Год от года новое государство набиралось сил, и вскоре с ним вынуждены были считаться даже такие крупные державы, как Китай и Россия. Джунгарская конница представляла собой действительно страшную силу. Оседлое мусульманское население испытывало панический страх перед бесстрашными джунгарами, сочиняя о них всякие небывалые истории как о предвестниках апокалипсиса. Казахское ханство пребывало в упадке, но, тем не менее, устояло, хотя казалось, что шансов выжить в войне с джунгарами у казахов не было. Каким же образом это произошло? Для ответа на этот вопрос необходимо более подробно рассмотреть некоторые вопросы эволюции военного дела у казахов.

Испокон веков степной бой, как правило, начинался с перестрелки.

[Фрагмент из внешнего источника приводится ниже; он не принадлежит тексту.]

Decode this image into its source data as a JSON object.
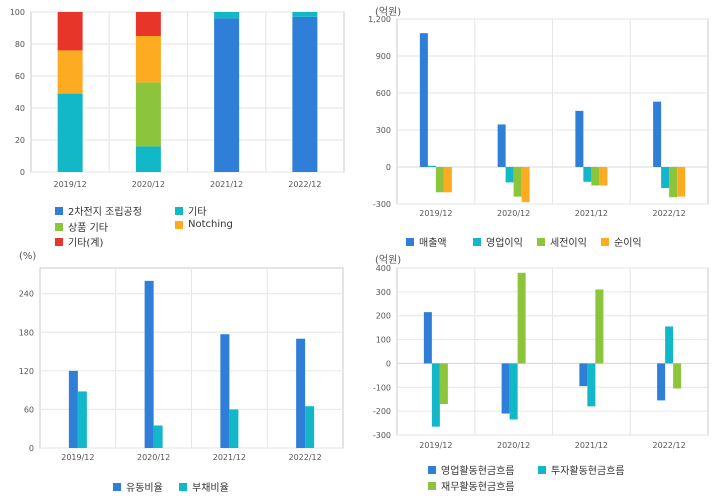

Несмотря на совершенствование огнестрельного оружия, традиционный лук еще очень много значил и обладал целым рядом непревзойденных преимуществ. Во-первых, огромную роль играла скорострельность лука. Можно было успеть выпустить в противника целый колчан стрел прежде, чем он мог в ответ сделать один выстрел из фитильного ружья. Во-вторых, лук был оружием почти бесшумным, и не случайно, что северные народы вплоть до XX в. предпочитали его ружью, например, охотясь на оленей с использованием манщика. Громогласный выстрел из ружья спугивал все стадо, в то время как из лука можно было подстрелить нескольких животных, некоторое время оставаясь незамеченным.

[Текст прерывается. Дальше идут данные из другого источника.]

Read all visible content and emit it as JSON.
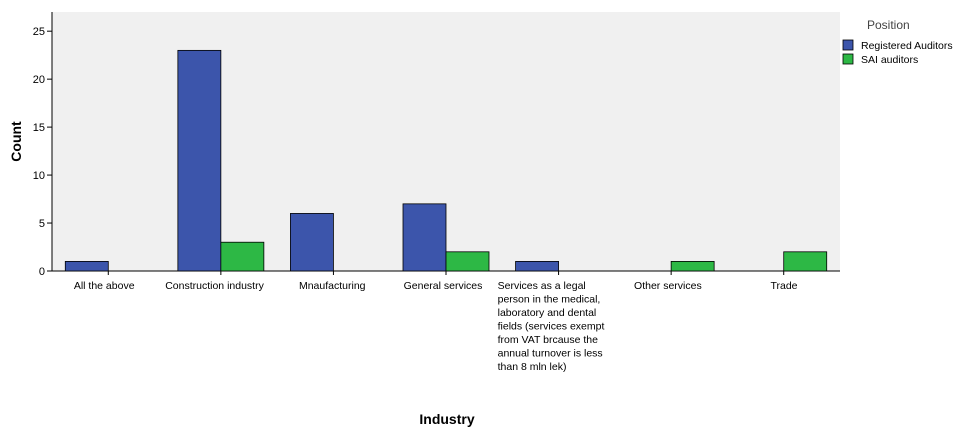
{
  "chart_data": {
    "type": "bar",
    "title": "",
    "xlabel": "Industry",
    "ylabel": "Count",
    "ylim": [
      0,
      27
    ],
    "yticks": [
      0,
      5,
      10,
      15,
      20,
      25
    ],
    "grid": false,
    "legend": {
      "title": "Position",
      "placement": "top-right"
    },
    "categories": [
      [
        "All the above"
      ],
      [
        "Construction industry"
      ],
      [
        "Mnaufacturing"
      ],
      [
        "General services"
      ],
      [
        "Services as a legal",
        "person in the medical,",
        "laboratory and dental",
        "fields (services exempt",
        "from VAT brcause the",
        "annual turnover is less",
        "than 8 mln lek)"
      ],
      [
        "Other services"
      ],
      [
        "Trade"
      ]
    ],
    "series": [
      {
        "name": "Registered Auditors",
        "color": "#3c55ab",
        "values": [
          1,
          23,
          6,
          7,
          1,
          0,
          0
        ]
      },
      {
        "name": "SAI auditors",
        "color": "#2db845",
        "values": [
          0,
          3,
          0,
          2,
          0,
          1,
          2
        ]
      }
    ]
  }
}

Однако недостатки лука тоже были весьма существенными. Главным таким недостатком была дальность прицельной стрельбы. В ряде современных учебников по истории можно встретить различные утверждения о том, что кочевники из своих пластинчатых луков могли поражать цели едва ли не на километровой дистанции. Но эти утверждения не выдерживают никакой критики. Максимальное расстояние на соревнованиях сегодняшних спортсменов-лучников составляет 80 метров, и кочевники никак не могли вести прицельную стрельбу на большей дистанции. Ведь надо еще учитывать, что стрельба велась верхом и нередко на полном скаку.

Вторым недостатком лука была его относительно слабая убойная сила. К примеру, в источниках нередко встречаются сведения о многочисленных ранениях стрелами русских солдат, которые через некоторое время вновь становились в строй. Пулевые же ранения оборачивались куда более серьезными неприятностями и гораздо чаще приводили к фатальному исходу.

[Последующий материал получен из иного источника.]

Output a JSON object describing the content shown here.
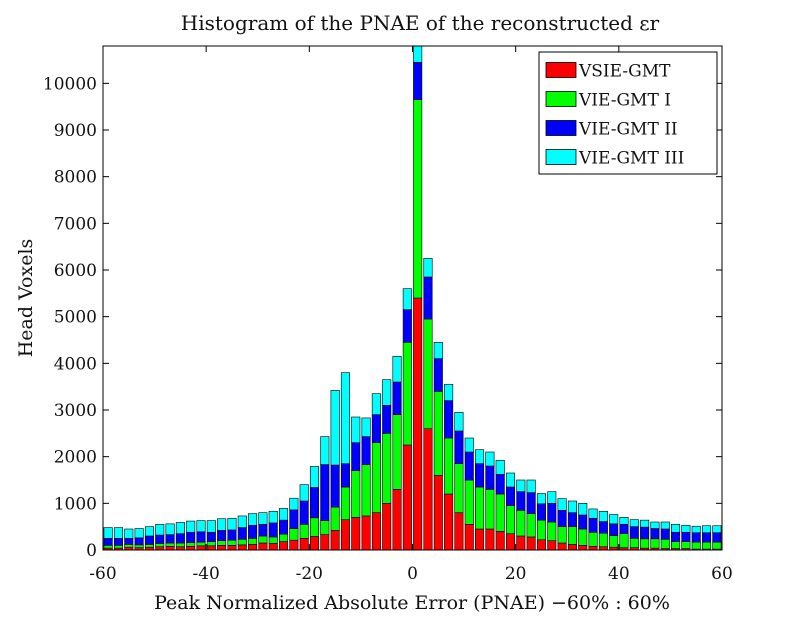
{
  "chart_data": {
    "type": "bar",
    "stacked": true,
    "title": "Histogram of the PNAE of the reconstructed εr",
    "xlabel": "Peak Normalized Absolute Error (PNAE) −60% : 60%",
    "ylabel": "Head Voxels",
    "xlim": [
      -60,
      60
    ],
    "ylim": [
      0,
      10800
    ],
    "xticks": [
      -60,
      -40,
      -20,
      0,
      20,
      40,
      60
    ],
    "yticks": [
      0,
      1000,
      2000,
      3000,
      4000,
      5000,
      6000,
      7000,
      8000,
      9000,
      10000
    ],
    "legend_position": "top-right",
    "bin_width": 2,
    "x": [
      -59,
      -57,
      -55,
      -53,
      -51,
      -49,
      -47,
      -45,
      -43,
      -41,
      -39,
      -37,
      -35,
      -33,
      -31,
      -29,
      -27,
      -25,
      -23,
      -21,
      -19,
      -17,
      -15,
      -13,
      -11,
      -9,
      -7,
      -5,
      -3,
      -1,
      1,
      3,
      5,
      7,
      9,
      11,
      13,
      15,
      17,
      19,
      21,
      23,
      25,
      27,
      29,
      31,
      33,
      35,
      37,
      39,
      41,
      43,
      45,
      47,
      49,
      51,
      53,
      55,
      57,
      59
    ],
    "series": [
      {
        "name": "VSIE-GMT",
        "color": "#ff0000",
        "values": [
          40,
          40,
          60,
          50,
          60,
          70,
          80,
          70,
          80,
          90,
          90,
          100,
          100,
          110,
          120,
          150,
          140,
          180,
          210,
          250,
          290,
          330,
          420,
          650,
          700,
          730,
          800,
          1000,
          1300,
          2250,
          5400,
          2600,
          1600,
          1200,
          800,
          550,
          450,
          450,
          400,
          350,
          300,
          280,
          220,
          200,
          150,
          120,
          100,
          80,
          70,
          60,
          50,
          50,
          40,
          40,
          30,
          30,
          30,
          20,
          20,
          20
        ]
      },
      {
        "name": "VIE-GMT I",
        "color": "#00ff00",
        "values": [
          60,
          60,
          60,
          60,
          60,
          70,
          70,
          80,
          80,
          80,
          90,
          100,
          110,
          120,
          130,
          150,
          140,
          160,
          250,
          300,
          400,
          300,
          500,
          700,
          1000,
          1100,
          1500,
          1500,
          1600,
          2200,
          4250,
          2350,
          1800,
          1200,
          1050,
          950,
          900,
          850,
          800,
          600,
          550,
          500,
          420,
          400,
          350,
          380,
          350,
          300,
          290,
          250,
          300,
          200,
          200,
          200,
          200,
          150,
          150,
          150,
          150,
          150
        ]
      },
      {
        "name": "VIE-GMT II",
        "color": "#0000ff",
        "values": [
          150,
          150,
          130,
          150,
          180,
          180,
          180,
          200,
          220,
          220,
          200,
          220,
          220,
          250,
          280,
          250,
          300,
          300,
          400,
          500,
          650,
          1200,
          900,
          500,
          600,
          600,
          600,
          600,
          700,
          700,
          800,
          900,
          700,
          800,
          700,
          600,
          500,
          500,
          420,
          400,
          400,
          450,
          350,
          400,
          350,
          300,
          300,
          300,
          250,
          250,
          200,
          250,
          250,
          220,
          220,
          200,
          200,
          200,
          200,
          200
        ]
      },
      {
        "name": "VIE-GMT III",
        "color": "#00ffff",
        "values": [
          230,
          230,
          200,
          200,
          200,
          230,
          230,
          240,
          240,
          240,
          250,
          250,
          250,
          250,
          250,
          250,
          250,
          250,
          250,
          350,
          450,
          600,
          1600,
          1950,
          550,
          400,
          450,
          550,
          550,
          450,
          470,
          400,
          350,
          350,
          400,
          300,
          300,
          300,
          300,
          300,
          250,
          270,
          220,
          250,
          250,
          250,
          250,
          200,
          220,
          200,
          150,
          150,
          150,
          140,
          150,
          170,
          150,
          140,
          150,
          150
        ]
      }
    ]
  }
}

На ближней дистанции в первую очередь в ход шли копья. Зачастую этот первый копейный удар и определял исход всего сражения. По этой причине все кочевые народы, как правило, мастерски владели копьем, и казахи не являлись в этом плане исключением, что уже отмечалось. В тех же случаях, когда копейная атака не приносила желанного результата, ряды смешивались и битва разбивалась на множество индивидуальных поединков. В этой гуще каждый из воинов, разумеется, использовал свое излюбленное и подчас самое экзотическое оружие. Однако основная масса бойцов была вооружена достаточно стандартным оружием.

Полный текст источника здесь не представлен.